Fu Chen, Chen Qiuchen
Department of Pharmacology, School of Pharmacy, China Medical University, Shenyang, 110122, China.
Pharmaceutical Sciences Laboratory Center, School of Pharmacy, China Medical University, Shenyang, 110122, China.
J Pharm Anal. 2025 Aug;15(8):101248. doi: 10.1016/j.jpha.2025.101248. Epub 2025 Feb 26.
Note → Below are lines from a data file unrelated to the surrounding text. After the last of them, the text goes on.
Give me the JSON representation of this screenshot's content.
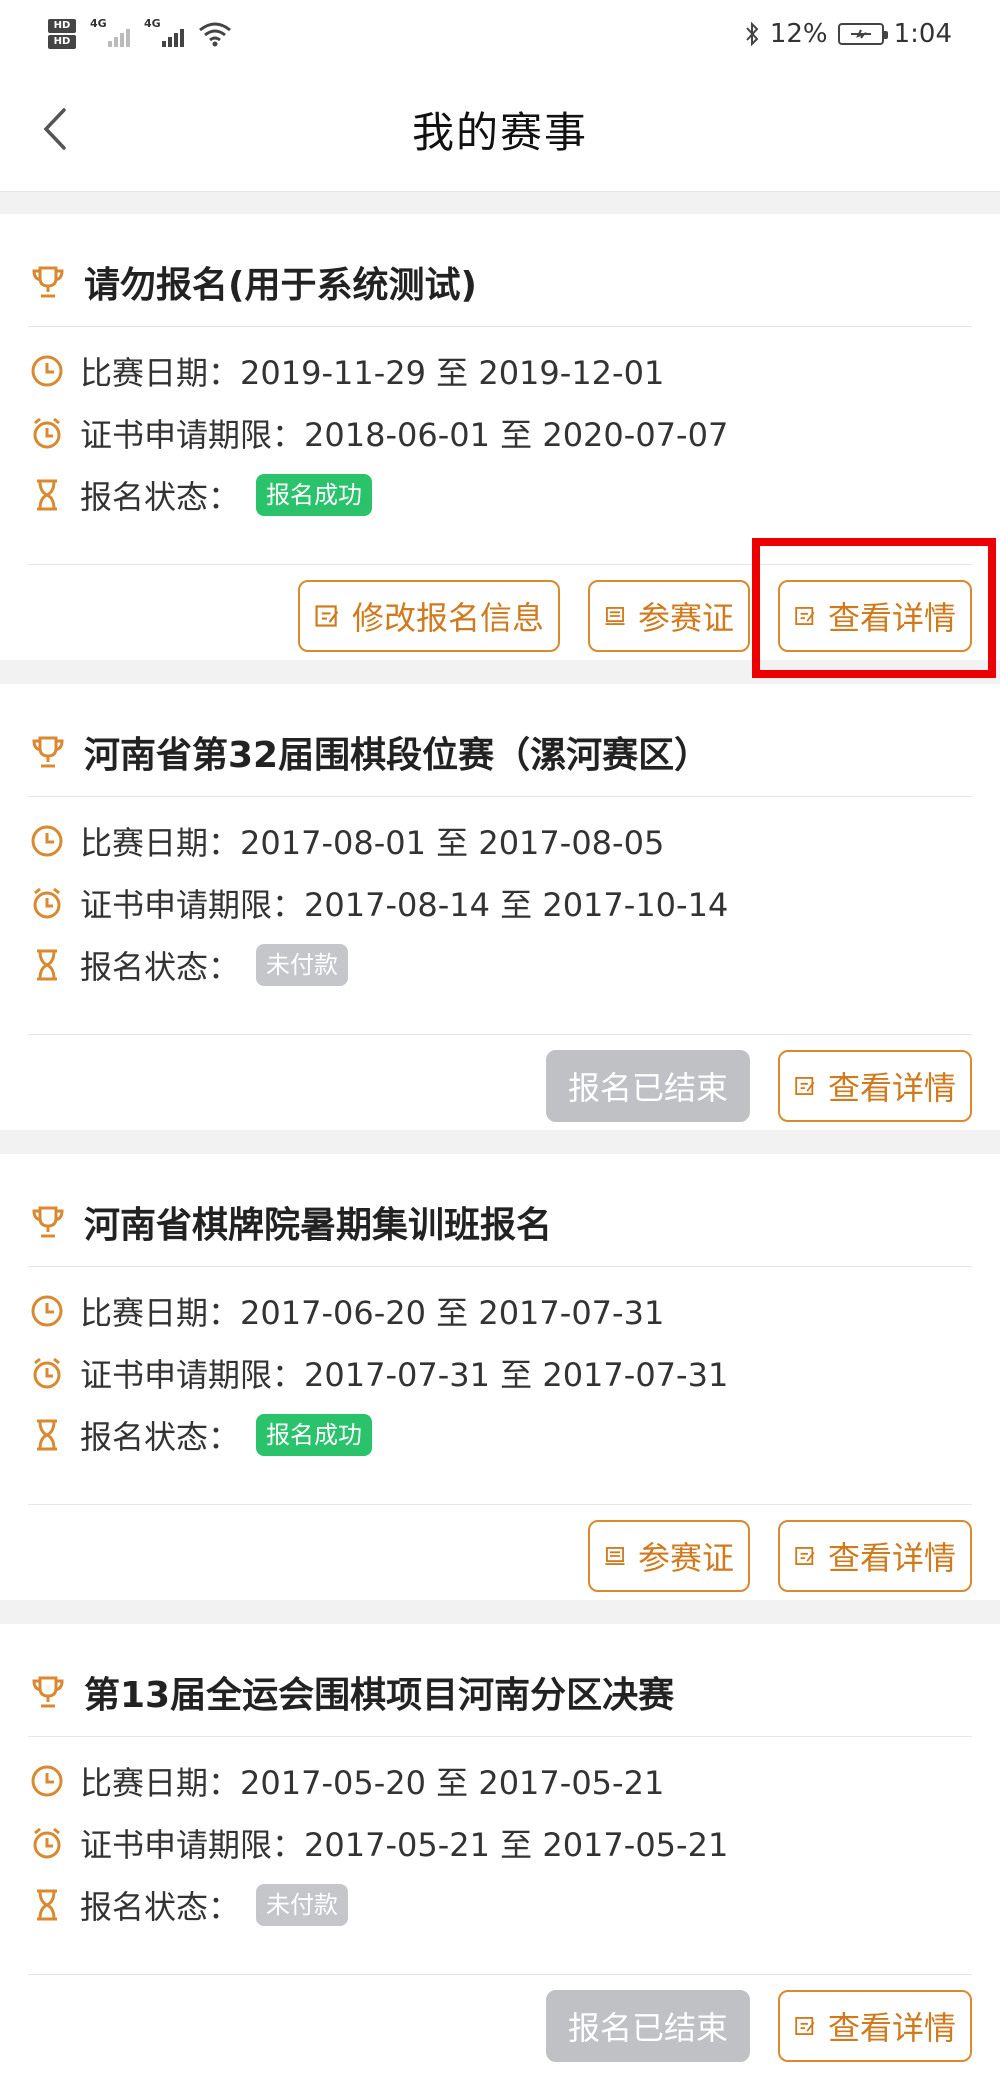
{
  "status_bar": {
    "hd1": "HD",
    "hd2": "HD",
    "net1": "4G",
    "net2": "4G",
    "battery_percent": "12%",
    "time": "1:04"
  },
  "nav": {
    "title": "我的赛事"
  },
  "events": [
    {
      "title": "请勿报名(用于系统测试)",
      "match_date_label": "比赛日期：",
      "match_date_value": "2019-11-29 至 2019-12-01",
      "cert_label": "证书申请期限：",
      "cert_value": "2018-06-01 至 2020-07-07",
      "status_label": "报名状态：",
      "status_value": "报名成功",
      "status_color": "#2ac36c",
      "buttons": [
        "修改报名信息",
        "参赛证",
        "查看详情"
      ]
    },
    {
      "title": "河南省第32届围棋段位赛（漯河赛区）",
      "match_date_label": "比赛日期：",
      "match_date_value": "2017-08-01 至 2017-08-05",
      "cert_label": "证书申请期限：",
      "cert_value": "2017-08-14 至 2017-10-14",
      "status_label": "报名状态：",
      "status_value": "未付款",
      "status_color": "#c4c6ca",
      "buttons": [
        "报名已结束",
        "查看详情"
      ]
    },
    {
      "title": "河南省棋牌院暑期集训班报名",
      "match_date_label": "比赛日期：",
      "match_date_value": "2017-06-20 至 2017-07-31",
      "cert_label": "证书申请期限：",
      "cert_value": "2017-07-31 至 2017-07-31",
      "status_label": "报名状态：",
      "status_value": "报名成功",
      "status_color": "#2ac36c",
      "buttons": [
        "参赛证",
        "查看详情"
      ]
    },
    {
      "title": "第13届全运会围棋项目河南分区决赛",
      "match_date_label": "比赛日期：",
      "match_date_value": "2017-05-20 至 2017-05-21",
      "cert_label": "证书申请期限：",
      "cert_value": "2017-05-21 至 2017-05-21",
      "status_label": "报名状态：",
      "status_value": "未付款",
      "status_color": "#c4c6ca",
      "buttons": [
        "报名已结束",
        "查看详情"
      ]
    }
  ],
  "colors": {
    "accent": "#d9892f",
    "highlight": "#ee0000"
  }
}
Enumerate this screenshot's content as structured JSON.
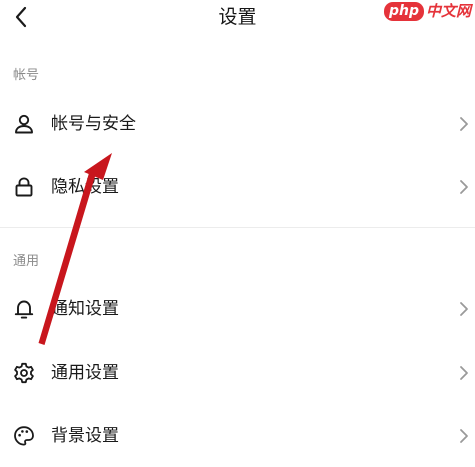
{
  "header": {
    "title": "设置",
    "back_icon": "chevron-left-icon"
  },
  "watermark": {
    "brand": "php",
    "text": "中文网"
  },
  "sections": [
    {
      "label": "帐号",
      "items": [
        {
          "label": "帐号与安全",
          "icon": "user-icon"
        },
        {
          "label": "隐私设置",
          "icon": "lock-icon"
        }
      ]
    },
    {
      "label": "通用",
      "items": [
        {
          "label": "通知设置",
          "icon": "bell-icon"
        },
        {
          "label": "通用设置",
          "icon": "gear-icon"
        },
        {
          "label": "背景设置",
          "icon": "palette-icon"
        }
      ]
    }
  ],
  "colors": {
    "annotation": "#c8161d",
    "chevron": "#9a9a9a",
    "section_label": "#8a8a8a"
  }
}
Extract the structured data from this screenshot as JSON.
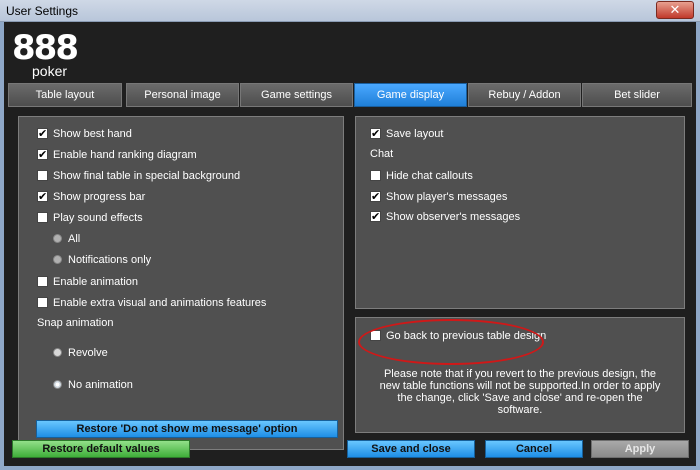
{
  "window": {
    "title": "User Settings",
    "close_label": "✕"
  },
  "logo": {
    "brand_number": "888",
    "brand_word": "poker"
  },
  "tabs": [
    {
      "label": "Table layout"
    },
    {
      "label": "Personal image"
    },
    {
      "label": "Game settings"
    },
    {
      "label": "Game display",
      "active": true
    },
    {
      "label": "Rebuy / Addon"
    },
    {
      "label": "Bet slider"
    }
  ],
  "left_panel": {
    "show_best_hand": {
      "label": "Show best hand",
      "checked": true
    },
    "enable_hand_ranking": {
      "label": "Enable hand ranking diagram",
      "checked": true
    },
    "show_final_table": {
      "label": "Show final table in special background",
      "checked": false
    },
    "show_progress_bar": {
      "label": "Show progress bar",
      "checked": true
    },
    "play_sound_effects": {
      "label": "Play sound effects",
      "checked": false
    },
    "sound_all": {
      "label": "All"
    },
    "sound_notifications": {
      "label": "Notifications only"
    },
    "enable_animation": {
      "label": "Enable animation",
      "checked": false
    },
    "enable_extra_visual": {
      "label": "Enable extra visual and animations features",
      "checked": false
    },
    "snap_animation_label": "Snap animation",
    "snap_revolve": {
      "label": "Revolve"
    },
    "snap_no_animation": {
      "label": "No animation",
      "selected": true
    },
    "restore_message_button": "Restore 'Do not show me message' option"
  },
  "right_panel": {
    "save_layout": {
      "label": "Save layout",
      "checked": true
    },
    "chat_heading": "Chat",
    "hide_chat_callouts": {
      "label": "Hide chat callouts",
      "checked": false
    },
    "show_player_messages": {
      "label": "Show player's messages",
      "checked": true
    },
    "show_observer_messages": {
      "label": "Show observer's messages",
      "checked": true
    },
    "go_back_previous_design": {
      "label": "Go back to previous table design",
      "checked": false
    },
    "note": "Please note that if you revert to the previous design, the new table functions will not be supported.In order to apply the change, click 'Save and close' and re-open the software."
  },
  "footer": {
    "restore_defaults": "Restore default values",
    "save_and_close": "Save and close",
    "cancel": "Cancel",
    "apply": "Apply"
  },
  "colors": {
    "accent_blue": "#1e8ee6",
    "green": "#3fae3a",
    "panel_bg": "#505050",
    "annotation_red": "#d01818"
  }
}
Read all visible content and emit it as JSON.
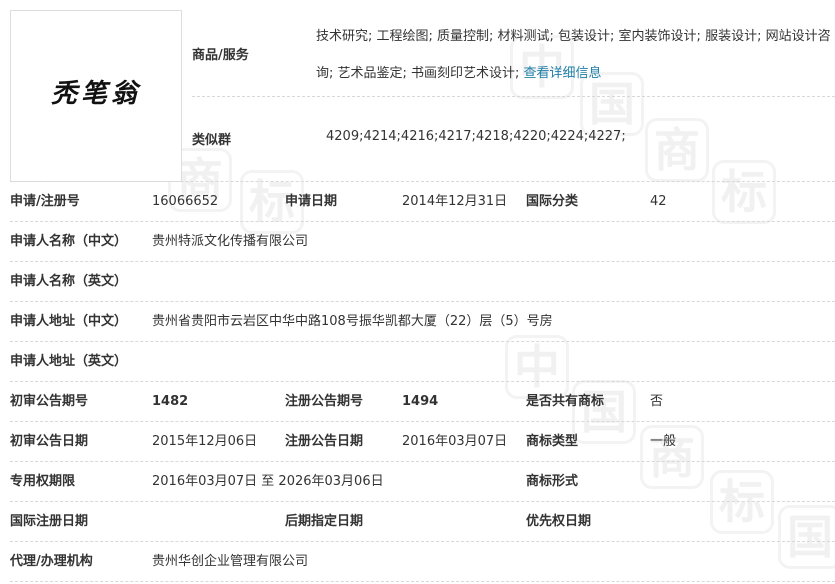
{
  "logo": {
    "text": "秃笔翁"
  },
  "goods": {
    "label": "商品/服务",
    "text": "技术研究; 工程绘图; 质量控制; 材料测试; 包装设计; 室内装饰设计; 服装设计; 网站设计咨询; 艺术品鉴定; 书画刻印艺术设计;",
    "link": "查看详细信息"
  },
  "similar": {
    "label": "类似群",
    "value": "4209;4214;4216;4217;4218;4220;4224;4227;"
  },
  "rows": [
    {
      "c1": "申请/注册号",
      "v1": "16066652",
      "c2": "申请日期",
      "v2": "2014年12月31日",
      "c3": "国际分类",
      "v3": "42"
    },
    {
      "c1": "申请人名称（中文）",
      "v1": "贵州特派文化传播有限公司"
    },
    {
      "c1": "申请人名称（英文）",
      "v1": ""
    },
    {
      "c1": "申请人地址（中文）",
      "v1": "贵州省贵阳市云岩区中华中路108号振华凯都大厦（22）层（5）号房"
    },
    {
      "c1": "申请人地址（英文）",
      "v1": ""
    },
    {
      "c1": "初审公告期号",
      "v1": "1482",
      "c2": "注册公告期号",
      "v2": "1494",
      "c3": "是否共有商标",
      "v3": "否"
    },
    {
      "c1": "初审公告日期",
      "v1": "2015年12月06日",
      "c2": "注册公告日期",
      "v2": "2016年03月07日",
      "c3": "商标类型",
      "v3": "一般"
    },
    {
      "c1": "专用权期限",
      "v1": "2016年03月07日 至 2026年03月06日",
      "c3": "商标形式",
      "v3": ""
    },
    {
      "c1": "国际注册日期",
      "v1": "",
      "c2": "后期指定日期",
      "v2": "",
      "c3": "优先权日期",
      "v3": ""
    },
    {
      "c1": "代理/办理机构",
      "v1": "贵州华创企业管理有限公司"
    }
  ],
  "watermark": [
    "中",
    "国",
    "商",
    "标"
  ]
}
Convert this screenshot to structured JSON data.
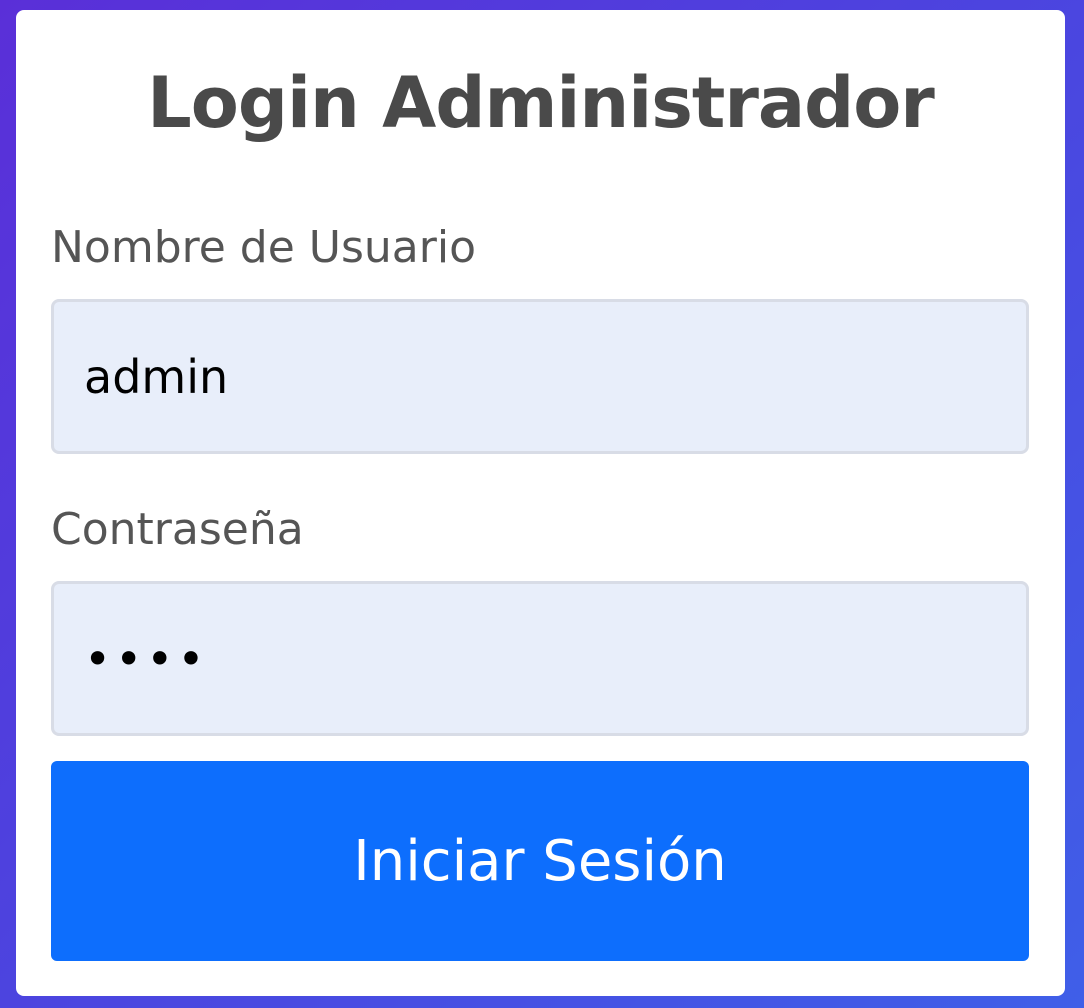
{
  "login": {
    "title": "Login Administrador",
    "username_label": "Nombre de Usuario",
    "username_value": "admin",
    "password_label": "Contraseña",
    "password_value": "1234",
    "submit_label": "Iniciar Sesión"
  },
  "colors": {
    "background_start": "#5a2fd8",
    "background_end": "#3f5fe8",
    "card": "#ffffff",
    "input_background": "#e8eefa",
    "input_border": "#d8dce6",
    "button": "#0d6efd",
    "text": "#4a4a4a"
  }
}
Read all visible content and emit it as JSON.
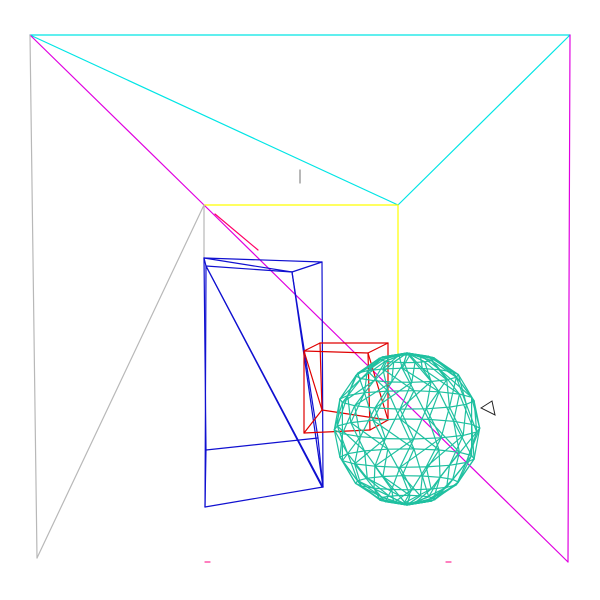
{
  "scene": {
    "background": "#ffffff",
    "colors": {
      "room_ceiling": "#00e5e5",
      "room_right_wall": "#e000e0",
      "room_left_wall": "#b8b8b8",
      "back_wall": "#ffff00",
      "diagonal_beam": "#ff0066",
      "tall_box": "#1010d0",
      "small_cube": "#e00000",
      "sphere": "#1fc0a0",
      "marker": "#222222",
      "floor_ticks": "#ff3399"
    },
    "icons": {
      "player_marker": "triangle-icon",
      "crosshair": "crosshair-icon"
    }
  }
}
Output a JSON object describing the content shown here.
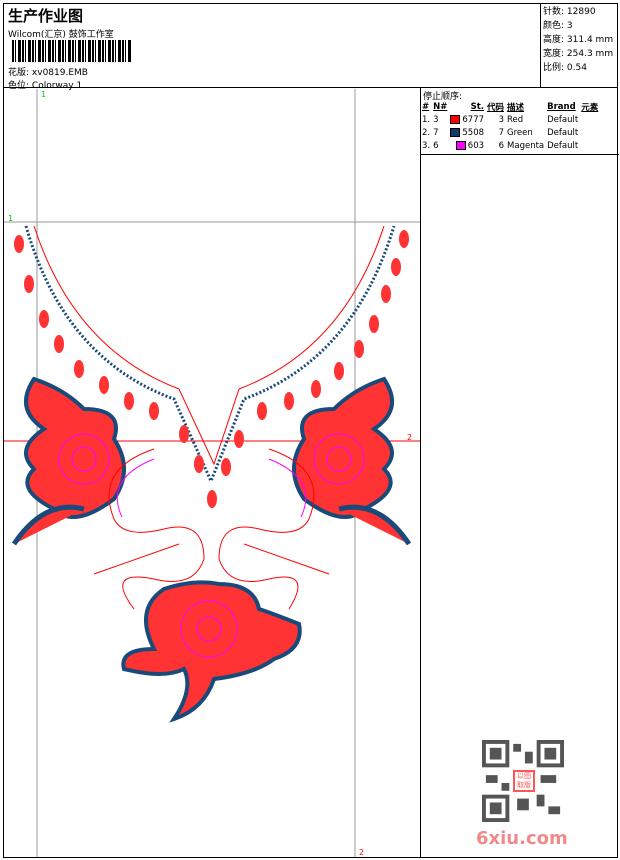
{
  "header": {
    "title": "生产作业图",
    "company": "Wilcom(汇京) 鼓饰工作室",
    "design_file_label": "花版:",
    "design_file": "xv0819.EMB",
    "colorway_label": "色位:",
    "colorway": "Colorway 1"
  },
  "stats": [
    {
      "label": "针数:",
      "value": "12890"
    },
    {
      "label": "颜色:",
      "value": "3"
    },
    {
      "label": "高度:",
      "value": "311.4 mm"
    },
    {
      "label": "宽度:",
      "value": "254.3 mm"
    },
    {
      "label": "比例:",
      "value": "0.54"
    }
  ],
  "stop_sequence": {
    "title": "停止顺序:",
    "headers": [
      "#",
      "N#",
      "St.",
      "代码",
      "描述",
      "Brand",
      "元素"
    ],
    "rows": [
      {
        "idx": "1.",
        "n": "3",
        "color": "#ff0000",
        "st": "6777",
        "code": "3",
        "desc": "Red",
        "brand": "Default"
      },
      {
        "idx": "2.",
        "n": "7",
        "color": "#123a6a",
        "st": "5508",
        "code": "7",
        "desc": "Green",
        "brand": "Default"
      },
      {
        "idx": "3.",
        "n": "6",
        "color": "#ff00ff",
        "st": "603",
        "code": "6",
        "desc": "Magenta",
        "brand": "Default"
      }
    ]
  },
  "guides": {
    "v1": "1",
    "h1": "1",
    "h2": "2",
    "v2": "2"
  },
  "watermark": {
    "site": "6xiu.com",
    "stamp": "以图取版"
  }
}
Artificial Intelligence (AI) is revolutionizing traditional drug discovery and development models by seamlessly integrating data, computational power, and algorithms. This synergy enhances the efficiency, accuracy, and success rates of drug research, shortens development timelines, and reduces costs. Coupled with machine learning (ML) and deep learning (DL), AI has demonstrated significant advancements across various domains, including drug characterization, target discovery and validation, small molecule drug design, and the acceleration of clinical trials. Through molecular generation techniques, AI facilitates the creation of novel drug molecules, predicting their properties and activities, while virtual screening (VS) optimizes drug candidates. Additionally, AI enhances clinical trial efficiency by predicting outcomes, designing trials, and enabling drug repositioning. However, AI's application in drug development faces challenges, including the need for robust data-sharing mechanisms and the establishment of more comprehensive intellectual property protections for algorithms. AI-driven pharmaceutical companies must also integrate biological sciences and algorithms effectively, ensuring the successful fusion of wet and dry laboratory experiments. Despite these challenges, the potential of AI in drug development remains undeniable. As AI technology evolves and these barriers are addressed, AI-driven therapeutics are poised for a broader and more impactful future in the pharmaceutical industry.
人工智能(AI)正在通过无缝整合数据、计算能力和算法,彻底改变传统的药物发现和开发模式。这种协同作用提高了药物研究的效率、准确性和成功率,缩短了开发时间,并降低了成本。与机器学习(ML)和深度学习(DL)相结合,AI在各个领域都取得了重大进展,包括药物表征、靶点发现与验证、小分子药物设计以及临床试验的加速。通过分子生成技术,AI有助于创造新型药物分子,预测其性质和活性,同时虚拟筛选(VS)优化候选药物。此外,AI通过预测结果、设计试验和实现药物重新定位来提高临床试验效率。然而,AI在药物开发中的应用面临挑战,包括需要强大的数据共享机制以及为算法建立更全面的知识产权保护。由AI驱动的制药公司还必须有效地整合生物科学和算法,确保湿实验室和干实验室实验的成功融合。尽管存在这些挑战,AI在药物开发中的潜力仍然不可否认。随着AI技术的发展以及这些障碍得到解决,AI驱动的疗法在制药行业有望迎来更广阔、更具影响力的未来。